Otras veces exploraban algún arroyo que alguien había recomendado, porque se pescaban buenas truchas, y donde el subdirector se inició en el arte de la pesca con señuelo (en todo el parque nacional y la reserva adyacente estaba prohibida la pesca con carnada).Con un anzuelo, una "cucharita", una lata de durazno como reel y un rollo de tanza, armó un artilugio casero muy extendido en la zona. Jamás pescó una trucha, pero pasaron momentos inolvidables. Al enterarse que se podían cazar avutardas y liebres, se compraron una carabina y salieron a pegar tiros. La única pieza que consiguieron fue una liebre, que decidió suicidarse al no poder librarse de un lazo de alambre. Pero disfrutaron del campo, los paisajes y los atardeceres patagónicos.

Un sábado lo pasaron recorriendo los conocidos rápidos del río Futaleufú, condenados a desaparecer cuando se terminara el dique que se construía a unos kilómetros. El coche ya estaba provisto de un artefacto de alambre y con unos dobles cristales, que permitía transitar por los caminos de ripio con seguridad, ya que protegía el parabrisas de la piedras lanzadas por los otros vehículos.

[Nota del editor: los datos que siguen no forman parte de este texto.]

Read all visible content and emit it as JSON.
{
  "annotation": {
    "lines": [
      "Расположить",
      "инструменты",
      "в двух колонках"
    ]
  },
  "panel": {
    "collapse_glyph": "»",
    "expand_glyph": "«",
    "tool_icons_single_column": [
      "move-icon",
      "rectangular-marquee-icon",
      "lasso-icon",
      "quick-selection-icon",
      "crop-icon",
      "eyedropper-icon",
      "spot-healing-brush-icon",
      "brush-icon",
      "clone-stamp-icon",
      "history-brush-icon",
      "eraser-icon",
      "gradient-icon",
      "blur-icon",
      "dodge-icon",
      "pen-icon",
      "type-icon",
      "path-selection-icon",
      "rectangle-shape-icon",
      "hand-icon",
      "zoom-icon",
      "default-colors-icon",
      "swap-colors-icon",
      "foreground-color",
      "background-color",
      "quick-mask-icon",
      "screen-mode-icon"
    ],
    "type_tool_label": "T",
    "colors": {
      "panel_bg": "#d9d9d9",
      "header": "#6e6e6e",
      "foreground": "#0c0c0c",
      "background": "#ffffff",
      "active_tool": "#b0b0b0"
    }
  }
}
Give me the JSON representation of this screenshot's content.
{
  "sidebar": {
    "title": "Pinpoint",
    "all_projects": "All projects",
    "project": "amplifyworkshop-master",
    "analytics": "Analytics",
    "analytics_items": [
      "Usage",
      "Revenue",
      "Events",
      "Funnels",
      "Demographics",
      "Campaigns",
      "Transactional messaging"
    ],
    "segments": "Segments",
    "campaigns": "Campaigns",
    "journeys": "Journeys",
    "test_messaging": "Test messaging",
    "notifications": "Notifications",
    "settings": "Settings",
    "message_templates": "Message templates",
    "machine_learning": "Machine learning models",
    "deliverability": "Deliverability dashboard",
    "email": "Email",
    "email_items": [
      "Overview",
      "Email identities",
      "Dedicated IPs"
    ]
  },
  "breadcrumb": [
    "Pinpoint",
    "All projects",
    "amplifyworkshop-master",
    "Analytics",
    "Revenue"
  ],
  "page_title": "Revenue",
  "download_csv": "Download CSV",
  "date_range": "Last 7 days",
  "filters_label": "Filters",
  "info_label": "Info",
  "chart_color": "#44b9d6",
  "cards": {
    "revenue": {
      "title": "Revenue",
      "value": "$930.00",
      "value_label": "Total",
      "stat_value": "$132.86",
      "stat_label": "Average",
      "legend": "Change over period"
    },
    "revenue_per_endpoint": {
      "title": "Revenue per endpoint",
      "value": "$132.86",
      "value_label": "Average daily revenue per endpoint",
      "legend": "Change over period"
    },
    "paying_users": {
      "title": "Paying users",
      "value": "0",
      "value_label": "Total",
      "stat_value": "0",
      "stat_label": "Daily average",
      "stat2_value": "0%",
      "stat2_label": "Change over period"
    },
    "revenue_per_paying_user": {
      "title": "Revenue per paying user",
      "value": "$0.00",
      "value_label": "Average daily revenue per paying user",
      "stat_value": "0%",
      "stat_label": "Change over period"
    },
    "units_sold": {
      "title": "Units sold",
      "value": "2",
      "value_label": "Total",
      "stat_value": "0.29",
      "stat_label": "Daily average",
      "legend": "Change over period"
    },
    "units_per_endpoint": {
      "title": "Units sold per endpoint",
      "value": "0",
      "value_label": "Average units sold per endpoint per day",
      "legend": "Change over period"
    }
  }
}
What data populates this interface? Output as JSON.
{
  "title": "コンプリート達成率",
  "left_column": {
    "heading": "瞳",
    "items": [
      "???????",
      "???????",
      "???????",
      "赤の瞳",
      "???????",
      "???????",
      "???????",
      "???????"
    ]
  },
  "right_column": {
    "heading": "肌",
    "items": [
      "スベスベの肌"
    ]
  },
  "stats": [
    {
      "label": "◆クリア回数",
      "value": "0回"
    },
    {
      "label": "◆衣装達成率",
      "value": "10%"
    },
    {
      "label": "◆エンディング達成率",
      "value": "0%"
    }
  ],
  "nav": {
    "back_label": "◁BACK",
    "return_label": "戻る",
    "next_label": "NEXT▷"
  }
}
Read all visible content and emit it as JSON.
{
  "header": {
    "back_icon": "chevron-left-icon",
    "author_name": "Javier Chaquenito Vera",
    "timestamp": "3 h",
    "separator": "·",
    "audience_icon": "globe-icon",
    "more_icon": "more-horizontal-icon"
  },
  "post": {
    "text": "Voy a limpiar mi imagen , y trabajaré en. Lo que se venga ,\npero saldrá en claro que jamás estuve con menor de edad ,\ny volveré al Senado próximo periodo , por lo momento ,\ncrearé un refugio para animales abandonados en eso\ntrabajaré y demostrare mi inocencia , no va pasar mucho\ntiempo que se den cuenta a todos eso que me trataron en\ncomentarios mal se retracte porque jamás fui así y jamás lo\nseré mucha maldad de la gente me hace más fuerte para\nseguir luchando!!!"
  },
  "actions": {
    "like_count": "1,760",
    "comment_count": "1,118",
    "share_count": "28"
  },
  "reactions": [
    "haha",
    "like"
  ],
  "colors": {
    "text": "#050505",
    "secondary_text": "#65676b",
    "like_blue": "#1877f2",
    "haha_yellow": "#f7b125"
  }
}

La provincia del Chubut había recibido un fuerte inmigración galesa, motivo por el cual abundaban los apellidos de ese origen y los pelirrojos pecosos. A pocos kilómetros al sur de Esquel, un pequeño pueblo, Trevelin, era unos de los asentamientos fundados por esos colonos. Además de varias casas típicas y un molino muy bien conservado, varias familias ofrecían el famoso té galés en sus salones abiertos al público. En una de las tres mesas preparadas se sentó la pareja una tarde poco soleada y degustaron, tetera de por medio, un montón de tortas caseras distintas, incluida la famosísima "torta negra". Separados por la mesa y los platitos que se fueron vaciando uno a uno, pasaron horas. No les faltaba nunca tema de conversación.

Una noche, buscando un lugar tranquilo para contarse cosas, pararon en un calle oscura, sin ninguna ventana iluminada a la vista. Se encontraban en animada conversación cuando fueron encandilados por unas fuertes luces. El doctorcito le hizo guiños con las luces largas para que bajaran la luz. No sólo no la bajaron, sino que esos dos reflectores se pararon a medio metro frente a ellos, encegueciéndolos. Oyó que unas de las sombras que se movían alrededor del coche gritó "¡Documentación!". Se encontraban rodeados por militares que les apuntaban. Mostró documentos, dijo quién era, le preguntaron que hacía ahí, si no sabía que era zona militar y estaba prohibido estacionar. "No, perdone oficial, no me di cuenta, buscamos un lugar tranquilo". "¿Y por qué no se va a un hotel?". Habían estacionado en el costado del regimiento y estaba todo el país en alarma militar por los frecuentes ataques de la guerrilla.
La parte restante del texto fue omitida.